There is a useful model available for action. When it comes to teaching English to foreign students, Britain has an efficiently monitored and standardised system - indeed a major export industry. Recognised standards are set for those studying in language schools both in this country and abroad with exams set and marked by the University of Cambridge Local Examinations Syndicate.
What is to stop the Institute of Linguists Educational Trust or the Centre for Information on Language Teaching and Resource from setting up something similar at least for the major European languages? Perhaps the National Council for Vocational Qualifications could help by calibrating them to NVQ levels two to five.

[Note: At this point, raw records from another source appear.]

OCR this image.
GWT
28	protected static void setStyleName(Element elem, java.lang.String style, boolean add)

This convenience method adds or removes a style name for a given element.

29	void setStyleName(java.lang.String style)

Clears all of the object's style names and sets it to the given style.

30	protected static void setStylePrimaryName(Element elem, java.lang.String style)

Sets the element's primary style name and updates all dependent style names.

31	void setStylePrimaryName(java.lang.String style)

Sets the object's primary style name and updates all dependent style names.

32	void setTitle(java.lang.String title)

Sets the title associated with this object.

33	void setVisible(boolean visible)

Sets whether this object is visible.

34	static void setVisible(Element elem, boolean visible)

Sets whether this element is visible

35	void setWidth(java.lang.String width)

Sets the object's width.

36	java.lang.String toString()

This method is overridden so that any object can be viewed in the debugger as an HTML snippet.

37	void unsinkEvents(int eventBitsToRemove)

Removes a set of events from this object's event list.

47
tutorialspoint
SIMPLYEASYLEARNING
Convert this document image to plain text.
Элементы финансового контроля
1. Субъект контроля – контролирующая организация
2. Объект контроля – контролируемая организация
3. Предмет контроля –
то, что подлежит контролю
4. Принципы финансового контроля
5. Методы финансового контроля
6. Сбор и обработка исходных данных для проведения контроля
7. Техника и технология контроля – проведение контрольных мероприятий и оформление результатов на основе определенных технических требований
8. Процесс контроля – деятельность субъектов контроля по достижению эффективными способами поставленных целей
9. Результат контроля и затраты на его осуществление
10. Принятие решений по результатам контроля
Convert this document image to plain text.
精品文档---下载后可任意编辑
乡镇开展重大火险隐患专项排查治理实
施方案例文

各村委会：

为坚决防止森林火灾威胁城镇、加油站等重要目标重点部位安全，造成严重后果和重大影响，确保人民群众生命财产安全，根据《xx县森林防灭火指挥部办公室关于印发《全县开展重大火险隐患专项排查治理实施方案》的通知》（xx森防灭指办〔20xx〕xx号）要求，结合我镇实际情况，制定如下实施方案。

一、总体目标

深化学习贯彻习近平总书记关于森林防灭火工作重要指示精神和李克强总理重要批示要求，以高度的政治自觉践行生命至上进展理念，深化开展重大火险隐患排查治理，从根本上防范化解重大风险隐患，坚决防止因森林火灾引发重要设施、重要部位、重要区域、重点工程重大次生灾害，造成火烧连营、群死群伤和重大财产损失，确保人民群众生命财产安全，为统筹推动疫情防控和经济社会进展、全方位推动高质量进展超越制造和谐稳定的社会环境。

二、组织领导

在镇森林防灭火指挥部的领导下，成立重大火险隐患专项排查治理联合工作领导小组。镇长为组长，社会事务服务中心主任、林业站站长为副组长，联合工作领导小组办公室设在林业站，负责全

Such standardisation could, of course, reveal weaknesses in course structures. It could also open opportunities for research into languages teaching and learning. It might lead to the development or dissemination of improved teaching methods - there is considerable experience in the university system. South Bank University and the University of North London, for example, go in for large-scale language teaching for London employers.
Professor Coleman's call for more language teaching specialists also makes sense. At present, many universities use language lecturers whose research specialisms and expertise are in a particular country's culture or literature and not in the mechanics of linguistic tuition and learning processes. Or they fill gaps by shamelessly exploiting native-speaking partners of their existing staff (or foreign graduate students), employing them on short contracts with heavy teaching loads. But even then they cannot meet demand.
If our linguistic incompetence is to be overcome in the next generation, clear thinking and streamlining is surely needed. It would be well to do it systematically - the problems of Italy's overworked and underpaid language teachers (page 9) provide a cautionary tale.